I picked her up and held her as she caught her breath and relaxed. Who was I to complain about having to hold on to this wet girl in a swimsuit?

(And no, I didn't plan it that way.)

That was just the first of many adventures. They weren't always fun, but they were definitely adventures.

Now, Mary's perspective:

We met on a blind date set up by an old high school friend of Mary's who was working with Ray at the time. Within three weeks, we went on our first camping trip together accompanied by Sheba, Mary's dog, and a group of folks from St. James church. We dated for three years before we were married in 1994.

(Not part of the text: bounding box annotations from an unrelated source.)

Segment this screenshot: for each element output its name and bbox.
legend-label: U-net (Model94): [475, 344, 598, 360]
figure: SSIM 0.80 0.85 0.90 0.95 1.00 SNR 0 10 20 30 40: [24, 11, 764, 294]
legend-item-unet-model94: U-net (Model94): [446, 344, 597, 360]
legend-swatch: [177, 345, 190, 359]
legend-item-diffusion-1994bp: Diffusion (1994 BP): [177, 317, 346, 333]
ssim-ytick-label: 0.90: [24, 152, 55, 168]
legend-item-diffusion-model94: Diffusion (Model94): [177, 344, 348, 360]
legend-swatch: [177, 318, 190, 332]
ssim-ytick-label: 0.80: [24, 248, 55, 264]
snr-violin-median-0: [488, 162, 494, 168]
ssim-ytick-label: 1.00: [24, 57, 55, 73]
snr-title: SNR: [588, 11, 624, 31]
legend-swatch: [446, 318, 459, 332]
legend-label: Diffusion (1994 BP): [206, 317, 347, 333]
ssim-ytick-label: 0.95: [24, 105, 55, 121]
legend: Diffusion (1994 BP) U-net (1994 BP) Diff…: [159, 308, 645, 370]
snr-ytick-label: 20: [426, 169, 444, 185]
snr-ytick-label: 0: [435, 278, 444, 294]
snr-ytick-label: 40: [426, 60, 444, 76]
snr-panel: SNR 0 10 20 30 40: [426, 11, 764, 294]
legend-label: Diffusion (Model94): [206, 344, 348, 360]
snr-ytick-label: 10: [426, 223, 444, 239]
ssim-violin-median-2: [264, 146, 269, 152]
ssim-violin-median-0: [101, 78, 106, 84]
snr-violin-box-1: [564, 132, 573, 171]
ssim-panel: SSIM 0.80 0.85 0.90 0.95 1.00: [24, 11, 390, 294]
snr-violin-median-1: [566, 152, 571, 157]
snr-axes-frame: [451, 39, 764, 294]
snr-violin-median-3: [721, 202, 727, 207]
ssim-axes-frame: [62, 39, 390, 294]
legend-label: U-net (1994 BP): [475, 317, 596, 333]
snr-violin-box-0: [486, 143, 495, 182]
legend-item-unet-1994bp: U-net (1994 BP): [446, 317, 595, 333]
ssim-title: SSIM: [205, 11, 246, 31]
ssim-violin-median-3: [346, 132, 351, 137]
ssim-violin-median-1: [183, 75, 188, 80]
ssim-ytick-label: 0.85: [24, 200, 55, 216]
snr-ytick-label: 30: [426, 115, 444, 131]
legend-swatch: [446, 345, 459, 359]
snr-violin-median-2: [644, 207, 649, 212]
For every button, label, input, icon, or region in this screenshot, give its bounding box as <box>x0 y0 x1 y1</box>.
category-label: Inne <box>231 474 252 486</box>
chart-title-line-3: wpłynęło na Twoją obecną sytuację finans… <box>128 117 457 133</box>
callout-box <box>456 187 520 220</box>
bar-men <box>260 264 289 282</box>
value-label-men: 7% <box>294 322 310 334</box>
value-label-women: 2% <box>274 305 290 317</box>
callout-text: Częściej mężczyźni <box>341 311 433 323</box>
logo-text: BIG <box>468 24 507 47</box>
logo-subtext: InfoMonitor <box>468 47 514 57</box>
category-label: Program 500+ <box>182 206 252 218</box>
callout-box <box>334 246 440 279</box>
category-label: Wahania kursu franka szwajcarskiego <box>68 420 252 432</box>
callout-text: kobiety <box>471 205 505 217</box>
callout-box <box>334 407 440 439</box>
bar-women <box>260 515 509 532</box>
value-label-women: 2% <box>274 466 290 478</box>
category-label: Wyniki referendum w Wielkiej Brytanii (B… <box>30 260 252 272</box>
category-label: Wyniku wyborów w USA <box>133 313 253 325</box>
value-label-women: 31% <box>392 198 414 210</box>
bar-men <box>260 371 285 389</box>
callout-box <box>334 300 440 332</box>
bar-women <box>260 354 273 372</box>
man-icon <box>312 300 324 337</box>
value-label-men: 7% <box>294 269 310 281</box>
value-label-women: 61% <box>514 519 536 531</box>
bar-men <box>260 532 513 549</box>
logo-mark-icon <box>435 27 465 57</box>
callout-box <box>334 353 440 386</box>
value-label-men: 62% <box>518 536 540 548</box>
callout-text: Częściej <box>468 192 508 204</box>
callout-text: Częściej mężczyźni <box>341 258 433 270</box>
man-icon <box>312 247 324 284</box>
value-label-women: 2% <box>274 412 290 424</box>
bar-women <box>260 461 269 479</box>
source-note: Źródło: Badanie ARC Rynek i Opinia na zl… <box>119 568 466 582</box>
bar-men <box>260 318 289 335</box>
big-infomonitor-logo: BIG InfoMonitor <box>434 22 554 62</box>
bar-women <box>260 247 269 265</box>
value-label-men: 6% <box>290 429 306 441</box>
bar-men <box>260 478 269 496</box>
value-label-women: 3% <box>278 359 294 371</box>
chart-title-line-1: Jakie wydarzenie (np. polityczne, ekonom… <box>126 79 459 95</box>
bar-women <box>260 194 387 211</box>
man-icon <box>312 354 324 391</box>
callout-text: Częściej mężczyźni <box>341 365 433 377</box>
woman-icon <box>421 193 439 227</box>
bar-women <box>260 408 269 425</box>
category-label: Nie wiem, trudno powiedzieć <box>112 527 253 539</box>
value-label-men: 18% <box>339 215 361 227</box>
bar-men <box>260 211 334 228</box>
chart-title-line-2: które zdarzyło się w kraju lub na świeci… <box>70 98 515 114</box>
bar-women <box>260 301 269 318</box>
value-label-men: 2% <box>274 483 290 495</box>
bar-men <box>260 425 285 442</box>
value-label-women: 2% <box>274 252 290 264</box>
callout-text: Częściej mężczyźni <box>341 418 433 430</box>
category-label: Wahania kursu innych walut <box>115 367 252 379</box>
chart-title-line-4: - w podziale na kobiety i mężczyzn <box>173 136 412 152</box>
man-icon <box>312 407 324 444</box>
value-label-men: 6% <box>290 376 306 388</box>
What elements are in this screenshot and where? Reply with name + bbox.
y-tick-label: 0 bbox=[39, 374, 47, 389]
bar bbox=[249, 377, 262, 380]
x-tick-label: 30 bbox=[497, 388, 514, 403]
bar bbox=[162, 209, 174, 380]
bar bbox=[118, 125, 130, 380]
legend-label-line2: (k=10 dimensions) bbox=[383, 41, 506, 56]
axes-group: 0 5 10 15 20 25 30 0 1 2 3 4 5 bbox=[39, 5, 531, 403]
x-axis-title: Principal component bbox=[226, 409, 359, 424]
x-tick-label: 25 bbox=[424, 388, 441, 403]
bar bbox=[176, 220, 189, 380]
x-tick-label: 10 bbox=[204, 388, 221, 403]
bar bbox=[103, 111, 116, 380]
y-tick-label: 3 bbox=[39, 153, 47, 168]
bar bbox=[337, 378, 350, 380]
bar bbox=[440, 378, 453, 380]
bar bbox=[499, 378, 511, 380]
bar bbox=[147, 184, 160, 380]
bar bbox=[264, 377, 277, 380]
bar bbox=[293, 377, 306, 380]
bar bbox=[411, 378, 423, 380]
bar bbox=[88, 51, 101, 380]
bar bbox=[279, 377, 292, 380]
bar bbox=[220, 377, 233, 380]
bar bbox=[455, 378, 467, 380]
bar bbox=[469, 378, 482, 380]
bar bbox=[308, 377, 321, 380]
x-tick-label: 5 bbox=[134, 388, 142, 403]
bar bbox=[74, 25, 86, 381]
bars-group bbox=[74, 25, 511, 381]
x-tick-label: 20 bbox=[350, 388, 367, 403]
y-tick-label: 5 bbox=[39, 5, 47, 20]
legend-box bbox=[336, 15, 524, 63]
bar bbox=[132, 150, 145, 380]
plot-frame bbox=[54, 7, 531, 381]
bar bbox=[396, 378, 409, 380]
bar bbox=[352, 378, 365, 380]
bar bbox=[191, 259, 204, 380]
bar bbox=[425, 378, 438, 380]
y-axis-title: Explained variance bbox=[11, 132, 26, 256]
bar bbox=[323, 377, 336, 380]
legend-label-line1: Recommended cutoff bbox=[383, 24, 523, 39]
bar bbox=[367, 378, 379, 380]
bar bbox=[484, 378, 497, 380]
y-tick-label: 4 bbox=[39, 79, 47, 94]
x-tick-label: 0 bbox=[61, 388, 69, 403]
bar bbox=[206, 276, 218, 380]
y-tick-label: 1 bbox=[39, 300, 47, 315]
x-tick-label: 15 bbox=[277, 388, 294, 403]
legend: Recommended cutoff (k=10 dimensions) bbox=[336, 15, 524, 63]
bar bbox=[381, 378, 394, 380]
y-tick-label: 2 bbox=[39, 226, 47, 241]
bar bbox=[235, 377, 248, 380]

Fifteen years, three sons, and a few dogs (and other assorted animals) later, we are still together. I guess we take seriously that stuff in the vows about "for better or for worse, for richer or for poorer, in sickness and in health," because we've been through a little of all that stuff and the grief that goes along with it.

Today, after church we spent the rest of the day working on our homemade strawberry pyramid. Let's hope the berries grow in it as well as the ones in the fancy pyramids you see in the seed catalogs. Tonight, we get a little couple time together now that the kids are in bed. Dr. Tim would be happy with that, I think. See, even though we're still together we still had some bumpy spots along the way. Life can be like that. It's part of the adventures.

The gratuitous image of the day is a big black beaver.

OK, it's Lucy, our Labrador Retriever. During the nine months that we lived at my parents' cottage, that dog was in the lake just about every day. About the only thing that kept her out was the ice -- and she even fell through that once.